Und Begriffe, die ich gar nicht kapiere, schreibe ich auf, schaue nach, was sie bedeuten und wenn man die im Wortschatz gut gebrauchen kann, kommen sie in mein dickes, dreispaltiges DinA 4 Vokabelheft. Die gibt es immer mal wieder vor der Sommerferienzeit im Schulbedarf bei den gängigen Discountern.
Die dritte Spalte ist für Anmerkungen, wie man das Wort benutzt, ob es umgangssprachlich, Hochsprache oder ein Fachbegriff ist, false friends, Regionalbezug, Bezug zu anderen Sprachen... was halt sinnvoll und wichtig zu wissen ist.
Meist reicht es, diese Informationen rausgesucht zu haben, damit das Wort im Kopf bleibt.

Das ist zugegebenermaßen schon extrem nerdig, aber ich mag Sprachen und Englisch ganz besonders.

Für Dich: versuch, mehr Englisch zu lesen, also in Form von geschlossenen Texten wie Kurzgeschichten, Romane und nicht zu knifflige Sachtexte.
Und möglichst in Buchform.

Gute Jugendbücher sind da als Einstieg für Erwachsene immer nett.
Ich empfehle ja immer gerne Harry Potter: das Sprachniveau steigert sich von Band zu Band und die Autorin hat wirklich unfassbar viele Doppeldeutigkeiten, Anspielungen und Sprachspielereien da hineingesteckt - in der deutschen Version und besonders in den Filmen bleibt davon wenig übrig. Mit den Originalbüchern kann man da viel Spaß haben und das Nachforschen, was bestimmte Dinge bedeuten, birgt sehr oft das eine oder andere Goodie.
Wenn Du die Filme und die deutschen Bücher schon kennst, umso besser. Wenn nicht, gibt es eine neue Welt zu entdecken.
Die englischen Taschenbuch-Box-Sets bekommt man als Rückläufer, gebraucht oder als Mängelexemplare ab und an ab 20 Euro, für 35 Euro wird man immer gebraucht fündig... und wenn da keine Seiten fehlen oder jemand sein Käsebrot in Band 3 gelagert hat, muss das auch kein Superzustand sein.
Du willst ja Englisch lernen, also solltest Du keine Scheu haben, da Passagen und Begriffe zu markern, mit Bleistift Notizen für Dich reinzuschreiben und die Bücher mit Haftnotizen vollzuhauen.
 

boba123

Mitglied
Ich spiele auch Spiele auf englisch und schaue Filme auf englisch, verstehe bei weitem aber auch nicht jedes Wort. Tatsächlich kann man sich aber vieles aus dem Kontext erschließen und dadurch lernt man dazu. Englisch hat im Vergleich zu Deutsch ein deutlich größeres Vokabular und daher ist das auch nicht überraschend, dass man da immer noch wieder weiter lernen muss. Das hat auch nichts mit "zu blöd" zu tun. Ich denke den meisten da draußen geht es genauso. Und in Kommentarspalten wird gerne auch mal tiefgestapelt und gleichzeitig wahrscheinlich vorher ewig an einem Kommentar formuliert. Das sollte dich nicht einschüchtern.

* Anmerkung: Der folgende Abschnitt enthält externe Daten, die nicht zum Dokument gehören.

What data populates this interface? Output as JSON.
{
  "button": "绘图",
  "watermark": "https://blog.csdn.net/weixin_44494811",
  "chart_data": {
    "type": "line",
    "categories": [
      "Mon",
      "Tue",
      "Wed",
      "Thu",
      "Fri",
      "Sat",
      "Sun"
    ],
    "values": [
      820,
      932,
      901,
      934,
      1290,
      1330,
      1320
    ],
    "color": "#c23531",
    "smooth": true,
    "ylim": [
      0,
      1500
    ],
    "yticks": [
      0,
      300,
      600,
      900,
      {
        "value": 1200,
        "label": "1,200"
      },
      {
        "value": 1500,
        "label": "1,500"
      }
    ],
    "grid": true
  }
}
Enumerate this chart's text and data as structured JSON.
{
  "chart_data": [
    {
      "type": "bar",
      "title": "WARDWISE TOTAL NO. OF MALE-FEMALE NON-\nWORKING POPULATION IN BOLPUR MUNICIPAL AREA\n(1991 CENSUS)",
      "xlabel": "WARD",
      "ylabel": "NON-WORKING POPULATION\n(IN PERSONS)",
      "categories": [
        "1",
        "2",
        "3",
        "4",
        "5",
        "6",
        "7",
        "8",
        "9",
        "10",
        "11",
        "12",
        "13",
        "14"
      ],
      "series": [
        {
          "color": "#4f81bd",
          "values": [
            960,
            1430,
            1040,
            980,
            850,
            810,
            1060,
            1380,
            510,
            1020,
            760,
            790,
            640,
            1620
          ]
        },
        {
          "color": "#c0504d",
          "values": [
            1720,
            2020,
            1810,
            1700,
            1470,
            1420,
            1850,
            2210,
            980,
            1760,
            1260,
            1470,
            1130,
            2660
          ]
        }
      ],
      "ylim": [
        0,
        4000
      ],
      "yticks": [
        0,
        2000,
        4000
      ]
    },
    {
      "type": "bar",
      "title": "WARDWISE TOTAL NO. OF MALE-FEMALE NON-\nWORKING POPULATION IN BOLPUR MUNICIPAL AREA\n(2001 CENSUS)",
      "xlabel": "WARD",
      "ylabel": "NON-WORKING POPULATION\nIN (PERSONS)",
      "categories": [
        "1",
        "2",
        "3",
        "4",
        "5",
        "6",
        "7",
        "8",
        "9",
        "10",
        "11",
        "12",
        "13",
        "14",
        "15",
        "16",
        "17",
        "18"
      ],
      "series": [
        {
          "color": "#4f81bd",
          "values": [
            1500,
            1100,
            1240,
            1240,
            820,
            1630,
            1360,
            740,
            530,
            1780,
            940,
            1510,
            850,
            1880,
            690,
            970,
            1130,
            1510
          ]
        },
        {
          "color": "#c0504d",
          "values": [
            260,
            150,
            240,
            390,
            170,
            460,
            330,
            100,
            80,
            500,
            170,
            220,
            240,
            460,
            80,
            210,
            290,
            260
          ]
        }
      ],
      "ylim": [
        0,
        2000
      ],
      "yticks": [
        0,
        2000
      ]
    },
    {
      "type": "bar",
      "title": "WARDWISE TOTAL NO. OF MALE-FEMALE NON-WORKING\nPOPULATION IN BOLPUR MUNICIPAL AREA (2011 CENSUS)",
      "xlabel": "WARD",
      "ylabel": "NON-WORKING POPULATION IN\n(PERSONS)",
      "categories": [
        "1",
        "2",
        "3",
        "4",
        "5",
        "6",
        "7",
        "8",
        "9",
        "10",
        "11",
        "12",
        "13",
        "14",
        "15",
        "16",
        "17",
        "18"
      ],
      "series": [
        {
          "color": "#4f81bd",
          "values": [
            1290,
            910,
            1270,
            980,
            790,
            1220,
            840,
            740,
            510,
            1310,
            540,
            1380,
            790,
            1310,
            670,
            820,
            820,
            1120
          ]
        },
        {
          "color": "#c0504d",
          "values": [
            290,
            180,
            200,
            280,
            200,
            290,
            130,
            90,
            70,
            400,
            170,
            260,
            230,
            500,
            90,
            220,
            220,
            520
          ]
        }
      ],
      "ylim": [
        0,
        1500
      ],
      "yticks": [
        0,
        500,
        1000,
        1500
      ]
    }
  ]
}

Bei Videospielen kann man meiner Meinung nach ganz gut lernen, weil man z.B. im Inventar kleine Bilder zu den Namen sieht und dadurch dazu lernt. Wenn Spiele dann zu viel Exposition in Dialoge auslagern, insbesondere, wenn man nebenbei noch spielerisch gefordert ist, kann das schonmal schwierig werden.
Ich würde dir trotzdem empfehlen, auch weiterhin zu versuchen Medien auf englisch zu konsumieren, weil man dabei tatsächlich viel lernt. Auch wenn du das Gefühl hast, dich etwas durchkämpfen zu müssen. Was mir auch sehr hilft ist englische Untertitel zu aktivieren, denn verstehen ist oft auch nochmal schwerer als lesen. Deutsche Untertitel finde ich eher kritisch, weil man dann meistens nurnoch am lesen ist.